# Pressemeldung DAV



## Thomas9904 (3. November 2005)

*DEUTSCHER ANGLERVERBAND e.V.*
*PRESSEMITTEILUNG *
Nr. 7 / 2005 

Berlin, 31. Oktober 2005

DAV-Hauptversammlung 2005

Schon fast traditionell kamen die Delegierten der DAV-Landes- und Spezialverbände am 29. Oktober im Kongresshotel in Berlin-Rahnsdorf zur diesjährigen Hauptversammlung zusammen. Mit besonderer Freude begrüßten die Teilnehmer den Präsidenten Marcel Ordan und Pierre Biever vom Angelweltverband C.I.P.S. 

In seinem Grußwort gab Marcel Ordan u. a.

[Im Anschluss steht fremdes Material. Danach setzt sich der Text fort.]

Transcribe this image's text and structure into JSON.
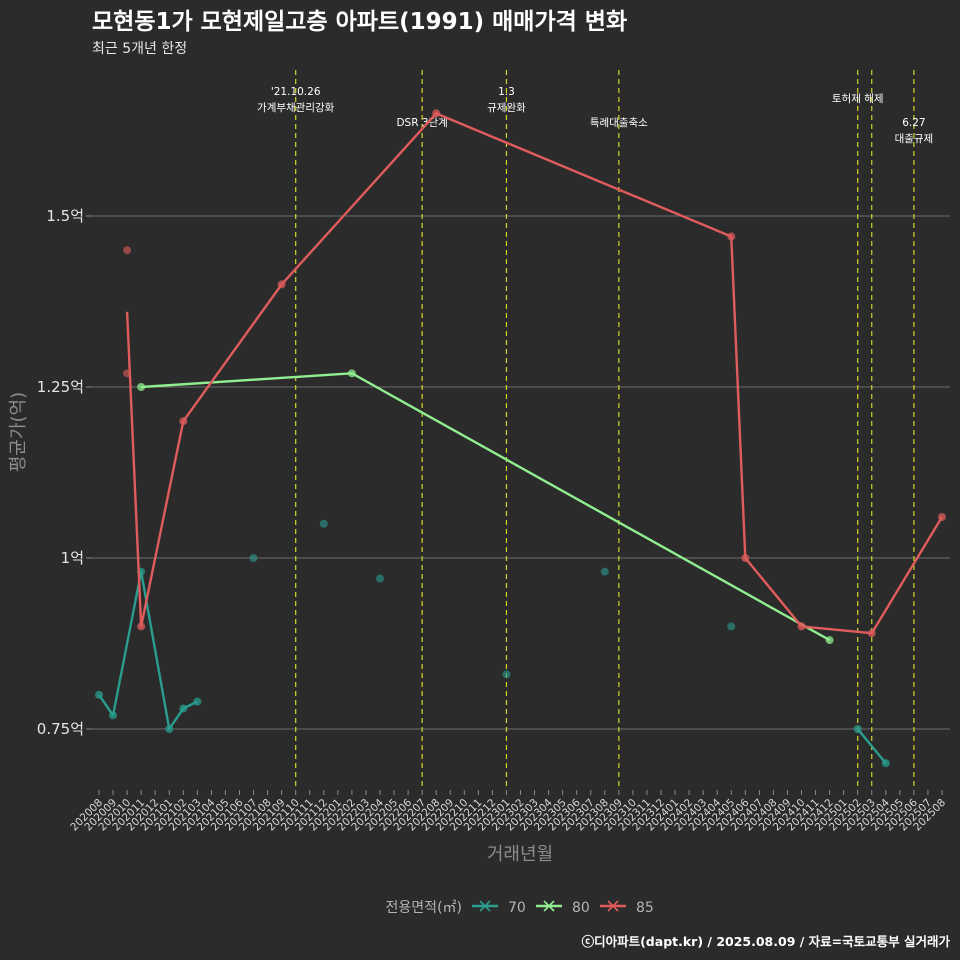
{
  "chart_data": {
    "type": "line",
    "title": "모현동1가 모현제일고층 아파트(1991) 매매가격 변화",
    "subtitle": "최근 5개년 한정",
    "xlabel": "거래년월",
    "ylabel": "평균가(억)",
    "ylim": [
      0.65,
      1.72
    ],
    "yticks": [
      {
        "value": 0.75,
        "label": "0.75억"
      },
      {
        "value": 1.0,
        "label": "1억"
      },
      {
        "value": 1.25,
        "label": "1.25억"
      },
      {
        "value": 1.5,
        "label": "1.5억"
      }
    ],
    "categories": [
      "202008",
      "202009",
      "202010",
      "202011",
      "202012",
      "202101",
      "202102",
      "202103",
      "202104",
      "202105",
      "202106",
      "202107",
      "202108",
      "202109",
      "202110",
      "202111",
      "202112",
      "202201",
      "202202",
      "202203",
      "202204",
      "202205",
      "202206",
      "202207",
      "202208",
      "202209",
      "202210",
      "202211",
      "202212",
      "202301",
      "202302",
      "202303",
      "202304",
      "202305",
      "202306",
      "202307",
      "202308",
      "202309",
      "202310",
      "202311",
      "202312",
      "202401",
      "202402",
      "202403",
      "202404",
      "202405",
      "202406",
      "202407",
      "202408",
      "202409",
      "202410",
      "202411",
      "202412",
      "202501",
      "202502",
      "202503",
      "202504",
      "202505",
      "202506",
      "202507",
      "202508"
    ],
    "series": [
      {
        "name": "70",
        "color": "#2a9d8f",
        "points": [
          {
            "x": "202008",
            "y": 0.8,
            "line": true
          },
          {
            "x": "202009",
            "y": 0.77,
            "line": true
          },
          {
            "x": "202011",
            "y": 0.98,
            "line": true
          },
          {
            "x": "202101",
            "y": 0.75,
            "line": true
          },
          {
            "x": "202102",
            "y": 0.78,
            "line": true
          },
          {
            "x": "202103",
            "y": 0.79,
            "line": true
          },
          {
            "x": "202107",
            "y": 1.0,
            "line": false
          },
          {
            "x": "202112",
            "y": 1.05,
            "line": false
          },
          {
            "x": "202204",
            "y": 0.97,
            "line": false
          },
          {
            "x": "202301",
            "y": 0.83,
            "line": false
          },
          {
            "x": "202308",
            "y": 0.98,
            "line": false
          },
          {
            "x": "202405",
            "y": 0.9,
            "line": false
          },
          {
            "x": "202502",
            "y": 0.75,
            "line": true
          },
          {
            "x": "202504",
            "y": 0.7,
            "line": true
          }
        ],
        "raw_points": []
      },
      {
        "name": "80",
        "color": "#90ee90",
        "points": [
          {
            "x": "202011",
            "y": 1.25,
            "line": true
          },
          {
            "x": "202202",
            "y": 1.27,
            "line": true
          },
          {
            "x": "202412",
            "y": 0.88,
            "line": true
          }
        ],
        "raw_points": []
      },
      {
        "name": "85",
        "color": "#e05c5c",
        "points": [
          {
            "x": "202010",
            "y": 1.36,
            "line": true,
            "dot": false
          },
          {
            "x": "202011",
            "y": 0.9,
            "line": true
          },
          {
            "x": "202102",
            "y": 1.2,
            "line": true
          },
          {
            "x": "202109",
            "y": 1.4,
            "line": true
          },
          {
            "x": "202208",
            "y": 1.65,
            "line": true
          },
          {
            "x": "202405",
            "y": 1.47,
            "line": true
          },
          {
            "x": "202406",
            "y": 1.0,
            "line": true
          },
          {
            "x": "202410",
            "y": 0.9,
            "line": true
          },
          {
            "x": "202503",
            "y": 0.89,
            "line": true
          },
          {
            "x": "202508",
            "y": 1.06,
            "line": true
          }
        ],
        "raw_points": [
          {
            "x": "202010",
            "y": 1.45
          },
          {
            "x": "202010",
            "y": 1.27
          }
        ]
      }
    ],
    "events": [
      {
        "x": "202110",
        "lines": [
          "'21.10.26",
          "가계부채관리강화"
        ],
        "row": 0
      },
      {
        "x": "202207",
        "lines": [
          "DSR 3단계"
        ],
        "row": 2
      },
      {
        "x": "202301",
        "lines": [
          "1.3",
          "규제완화"
        ],
        "row": 0
      },
      {
        "x": "202309",
        "lines": [
          "특례대출축소"
        ],
        "row": 2
      },
      {
        "x": "202502",
        "lines": [
          "토허제 해제"
        ],
        "row": 1
      },
      {
        "x": "202503",
        "lines": [],
        "row": 1
      },
      {
        "x": "202506",
        "lines": [
          "6.27",
          "대출규제"
        ],
        "row": 2
      }
    ],
    "legend": {
      "title": "전용면적(㎡)",
      "position": "bottom"
    },
    "caption": "ⓒ디아파트(dapt.kr) / 2025.08.09 / 자료=국토교통부 실거래가"
  }
}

Anstöße zum Nachdenken, ob es wirklich richtig sei, jeden geangelten Fisch zu töten. Außerdem gab er Ausblicke auf Schwerpunkte in der zukünftigen Arbeit und Entwicklung des Weltverbandes. 

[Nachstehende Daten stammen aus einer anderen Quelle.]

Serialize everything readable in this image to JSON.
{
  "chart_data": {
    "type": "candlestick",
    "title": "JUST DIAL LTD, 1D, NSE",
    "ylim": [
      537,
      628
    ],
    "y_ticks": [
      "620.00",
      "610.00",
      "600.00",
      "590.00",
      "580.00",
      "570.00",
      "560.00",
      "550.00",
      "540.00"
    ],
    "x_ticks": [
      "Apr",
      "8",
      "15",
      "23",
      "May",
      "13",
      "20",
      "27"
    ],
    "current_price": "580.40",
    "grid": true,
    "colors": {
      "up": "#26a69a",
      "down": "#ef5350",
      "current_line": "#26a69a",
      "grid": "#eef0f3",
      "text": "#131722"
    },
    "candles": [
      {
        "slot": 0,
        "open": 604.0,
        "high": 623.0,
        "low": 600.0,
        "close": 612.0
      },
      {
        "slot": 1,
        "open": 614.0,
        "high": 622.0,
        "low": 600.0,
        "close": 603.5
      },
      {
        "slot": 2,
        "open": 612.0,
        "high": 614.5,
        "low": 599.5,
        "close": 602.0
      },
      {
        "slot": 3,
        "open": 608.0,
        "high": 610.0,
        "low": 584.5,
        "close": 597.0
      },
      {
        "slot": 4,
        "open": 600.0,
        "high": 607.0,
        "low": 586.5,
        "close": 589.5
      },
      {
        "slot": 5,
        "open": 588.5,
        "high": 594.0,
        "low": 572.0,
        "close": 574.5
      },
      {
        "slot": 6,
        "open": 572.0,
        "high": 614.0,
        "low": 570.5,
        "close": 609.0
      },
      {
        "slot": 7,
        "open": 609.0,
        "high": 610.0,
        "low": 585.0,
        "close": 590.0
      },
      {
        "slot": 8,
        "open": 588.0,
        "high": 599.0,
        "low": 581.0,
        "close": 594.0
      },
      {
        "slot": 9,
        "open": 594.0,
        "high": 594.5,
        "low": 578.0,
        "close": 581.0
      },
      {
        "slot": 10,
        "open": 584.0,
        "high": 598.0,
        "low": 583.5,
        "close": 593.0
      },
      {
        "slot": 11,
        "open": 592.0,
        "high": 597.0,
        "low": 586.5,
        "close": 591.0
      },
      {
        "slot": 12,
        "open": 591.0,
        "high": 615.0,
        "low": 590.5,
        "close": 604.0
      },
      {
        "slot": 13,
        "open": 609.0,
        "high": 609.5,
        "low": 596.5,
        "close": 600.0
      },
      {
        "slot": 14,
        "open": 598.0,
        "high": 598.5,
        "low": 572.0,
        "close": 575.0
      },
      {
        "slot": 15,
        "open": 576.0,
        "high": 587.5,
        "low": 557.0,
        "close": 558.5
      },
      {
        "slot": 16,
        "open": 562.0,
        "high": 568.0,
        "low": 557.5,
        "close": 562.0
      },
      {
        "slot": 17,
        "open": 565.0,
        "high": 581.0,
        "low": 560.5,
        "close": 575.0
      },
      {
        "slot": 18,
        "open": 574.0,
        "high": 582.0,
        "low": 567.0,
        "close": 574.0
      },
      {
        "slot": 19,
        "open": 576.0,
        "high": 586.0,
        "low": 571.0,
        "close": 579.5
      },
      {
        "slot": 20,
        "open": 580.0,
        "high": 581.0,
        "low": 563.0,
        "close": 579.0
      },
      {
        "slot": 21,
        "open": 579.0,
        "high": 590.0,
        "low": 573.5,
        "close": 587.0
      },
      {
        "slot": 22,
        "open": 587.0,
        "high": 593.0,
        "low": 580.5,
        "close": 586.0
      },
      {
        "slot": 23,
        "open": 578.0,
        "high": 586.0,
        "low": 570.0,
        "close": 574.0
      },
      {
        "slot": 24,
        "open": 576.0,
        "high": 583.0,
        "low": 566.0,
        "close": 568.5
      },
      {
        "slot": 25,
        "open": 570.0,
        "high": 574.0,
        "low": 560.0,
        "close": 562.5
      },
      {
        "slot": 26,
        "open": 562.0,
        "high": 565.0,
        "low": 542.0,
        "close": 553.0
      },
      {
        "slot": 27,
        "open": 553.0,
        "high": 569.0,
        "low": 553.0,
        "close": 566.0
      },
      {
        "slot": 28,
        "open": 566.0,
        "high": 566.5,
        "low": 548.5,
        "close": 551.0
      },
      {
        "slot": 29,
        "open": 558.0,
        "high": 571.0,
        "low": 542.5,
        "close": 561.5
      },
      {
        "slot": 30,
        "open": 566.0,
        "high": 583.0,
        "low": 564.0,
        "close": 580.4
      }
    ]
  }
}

So soll in den nächsten Jahren

-	die Zusammenarbeit mit allen internationalen Organisationen gefördert werden, die sich gleich der C.I.P.S. für einen nachhaltigen Umwelt- und Fischartenschutz einsetzen;

-	die Versinnbildlichung von guter Sportfischerei und der C.I.P.S. in den Medien erreicht werden, um u. a. deutlich zu machen, dass das weltweite Stelldichein von Anglerinnen und Anglern eine hohe soziale Komponente ist, die nicht vernachlässigt werden darf;

-	die Arbeit der nationalen Verbände unterstützt werden, die insbesondere die Jugend z. B. durch Angelschulen fördern.

Bei der Verwirklichung  dieser Ziele sieht Marcel Ordan den DAV als wichtigen und verlässlichen Partner an. 

Nicht zuletzt forderte der C.I.P.S.-Präsident, den Anglerverbänden mehr Verantwortung bei der Bewirtschaftung von Gewässern einzuräumen und kritisierte das ständige Hineinreden von diversen Beamten, die nicht in jedem Fall mit viel Sachverstand um die Komplexität der Angelegenheit gesegnet sind. 

Als letzten Punkt hob er die Aufnahme der C.I.P.S. in die AGFIS hervor, weil damit zum ersten Mal die Sportfischerei als vollwertiger Sport anerkannt worden ist.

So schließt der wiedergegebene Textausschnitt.